Bu proje kapsamında dört katılımcı, aileleri ve yakın çevrelerinde etsiz yöresel yemeklerin izini sürerek yemeğin yalnızca bir tarif değil, aynı zamanda kolektif hafızanın ve duyguların taşıyıcısı olduğunu keşfetti. Görüştükleri her kişinin aynı yemeğe dair farklı hikâyeler anlatması, mutfak kültürünün durağan değil, sürekli dönüşen bir yapı olduğunu gözler önüne serdi.
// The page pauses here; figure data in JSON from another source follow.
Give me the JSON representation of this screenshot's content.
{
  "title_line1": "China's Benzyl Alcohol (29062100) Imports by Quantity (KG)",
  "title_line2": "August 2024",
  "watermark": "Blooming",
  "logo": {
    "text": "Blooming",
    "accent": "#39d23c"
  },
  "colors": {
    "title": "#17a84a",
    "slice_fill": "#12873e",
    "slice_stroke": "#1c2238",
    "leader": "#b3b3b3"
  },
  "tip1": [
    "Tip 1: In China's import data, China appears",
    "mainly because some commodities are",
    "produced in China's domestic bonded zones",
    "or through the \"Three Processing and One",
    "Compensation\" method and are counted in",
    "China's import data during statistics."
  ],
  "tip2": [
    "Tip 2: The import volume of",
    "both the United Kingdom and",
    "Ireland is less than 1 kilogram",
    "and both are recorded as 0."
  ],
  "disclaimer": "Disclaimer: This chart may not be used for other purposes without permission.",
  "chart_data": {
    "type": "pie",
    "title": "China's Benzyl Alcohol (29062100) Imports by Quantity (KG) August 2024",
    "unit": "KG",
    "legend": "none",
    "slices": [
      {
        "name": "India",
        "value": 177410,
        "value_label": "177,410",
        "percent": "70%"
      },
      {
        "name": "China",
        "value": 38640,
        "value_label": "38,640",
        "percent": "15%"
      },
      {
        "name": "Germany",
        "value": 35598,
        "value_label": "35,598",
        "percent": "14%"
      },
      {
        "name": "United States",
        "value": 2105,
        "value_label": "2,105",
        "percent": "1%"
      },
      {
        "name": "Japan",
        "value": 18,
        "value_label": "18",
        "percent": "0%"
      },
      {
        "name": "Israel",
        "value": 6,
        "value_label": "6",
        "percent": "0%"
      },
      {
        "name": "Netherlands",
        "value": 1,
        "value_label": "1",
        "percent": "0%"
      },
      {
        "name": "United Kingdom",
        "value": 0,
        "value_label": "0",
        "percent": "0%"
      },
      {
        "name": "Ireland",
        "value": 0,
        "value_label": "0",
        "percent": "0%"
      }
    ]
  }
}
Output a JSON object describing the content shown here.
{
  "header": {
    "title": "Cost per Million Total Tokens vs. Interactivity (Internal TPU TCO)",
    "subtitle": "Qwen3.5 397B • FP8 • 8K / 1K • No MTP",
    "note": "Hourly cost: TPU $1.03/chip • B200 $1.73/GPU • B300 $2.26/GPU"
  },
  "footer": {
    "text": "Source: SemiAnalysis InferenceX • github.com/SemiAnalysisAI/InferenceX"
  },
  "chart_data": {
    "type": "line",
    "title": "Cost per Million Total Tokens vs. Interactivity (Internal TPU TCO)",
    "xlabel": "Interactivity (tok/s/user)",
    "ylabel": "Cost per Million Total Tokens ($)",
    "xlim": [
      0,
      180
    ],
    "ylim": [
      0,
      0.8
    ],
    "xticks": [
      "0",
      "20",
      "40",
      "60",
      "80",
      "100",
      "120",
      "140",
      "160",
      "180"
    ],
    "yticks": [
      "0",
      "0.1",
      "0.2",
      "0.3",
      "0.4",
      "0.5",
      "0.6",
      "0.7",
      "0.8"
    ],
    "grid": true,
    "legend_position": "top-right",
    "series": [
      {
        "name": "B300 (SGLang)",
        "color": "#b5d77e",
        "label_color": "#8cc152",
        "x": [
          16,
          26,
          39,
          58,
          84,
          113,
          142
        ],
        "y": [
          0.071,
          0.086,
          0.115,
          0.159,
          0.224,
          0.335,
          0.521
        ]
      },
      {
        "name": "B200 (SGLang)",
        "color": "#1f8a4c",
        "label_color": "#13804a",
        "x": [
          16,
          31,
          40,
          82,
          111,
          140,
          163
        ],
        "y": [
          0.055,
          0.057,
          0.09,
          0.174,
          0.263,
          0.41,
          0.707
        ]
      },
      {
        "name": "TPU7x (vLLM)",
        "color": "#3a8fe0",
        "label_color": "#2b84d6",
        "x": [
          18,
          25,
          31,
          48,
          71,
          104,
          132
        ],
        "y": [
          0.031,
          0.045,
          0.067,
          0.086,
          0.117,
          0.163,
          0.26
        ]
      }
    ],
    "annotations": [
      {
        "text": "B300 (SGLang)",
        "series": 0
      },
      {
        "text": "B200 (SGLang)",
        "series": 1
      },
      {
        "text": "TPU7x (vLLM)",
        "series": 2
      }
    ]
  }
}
Bu dinamik ilişkiyi kayıt altına almak amacıyla hayata geçirilen Göz Kararı blogu, tarifleri ve onların ardındaki anıları üç dilde paylaşarak yemek ve hafıza arasındaki bağları görünür kılmaktadır.
Bu proje kapsamında Akarsu, Burçin, Sidar ve Zeynep, kendi aileleri ve yakın çevrelerindeki etsiz yöresel yemeklerin izini sürerken, yalnızca bir tarif toplamaktan çok daha fazlasını amaçlamıştır. Araştırma süreci, yemeğin yalnızca malzemelerle sınırlı bir olgu olmadığını; anılar, duygular ve kolektif hafızayla iç içe geçmiş çok katmanlı bir anlatı taşıdığını ortaya koymuştur. Görüştükleri her birey, aynı yemeğe dair bambaşka hikâyeler anlatmış, farklı tatların ardında gizlenen kişisel ve toplumsal hafıza izlerini görünür kılmıştır. İşte tam da bu noktada, Göz Kararı adlı blog, yemek ve hafıza arasındaki bu dinamik ilişkiyi kayıt altına almak ve paylaşmak amacıyla hayata geçirilmiştir.
Öte yandan, mutfak kültürünün durağan değil, aksine sürekli dönüşen ve yeniden şekillenen bir yapı olduğunu görmek de araştırmacılar için heyecan verici bir keşif olmuştur. Herkesin aşina olduğu yemeklerin, farklı aile gelenekleri ve yerel mutfak pratikleri içinde nasıl yeniden yorumlandığını anlamak amacıyla yola çıkmış; ilk olarak kısır gibi ortak lezzetlerin farklı biçimlerde nasıl yaşatıldığını inceleyerek bu dönüşümün izlerini sürmüşlerdir.
Araştırmanın en çarpıcı bulgularından biri, gündelik yaşamda sıradan görünen yemeklerin aslında küçük dokunuşlarla büyük değişimlere uğrayarak kuşaklar boyunca aktarıldığı ve böylece hem bireysel hem de kültürel aidiyetin taşıyıcısı hâline geldiğidir. Yemek, yalnızca bir beslenme pratiği değil, aynı zamanda kimliklerin, anıların ve hikâyelerin şekillendiği yaşayan bir miras olarak varlığını sürdürmektedir.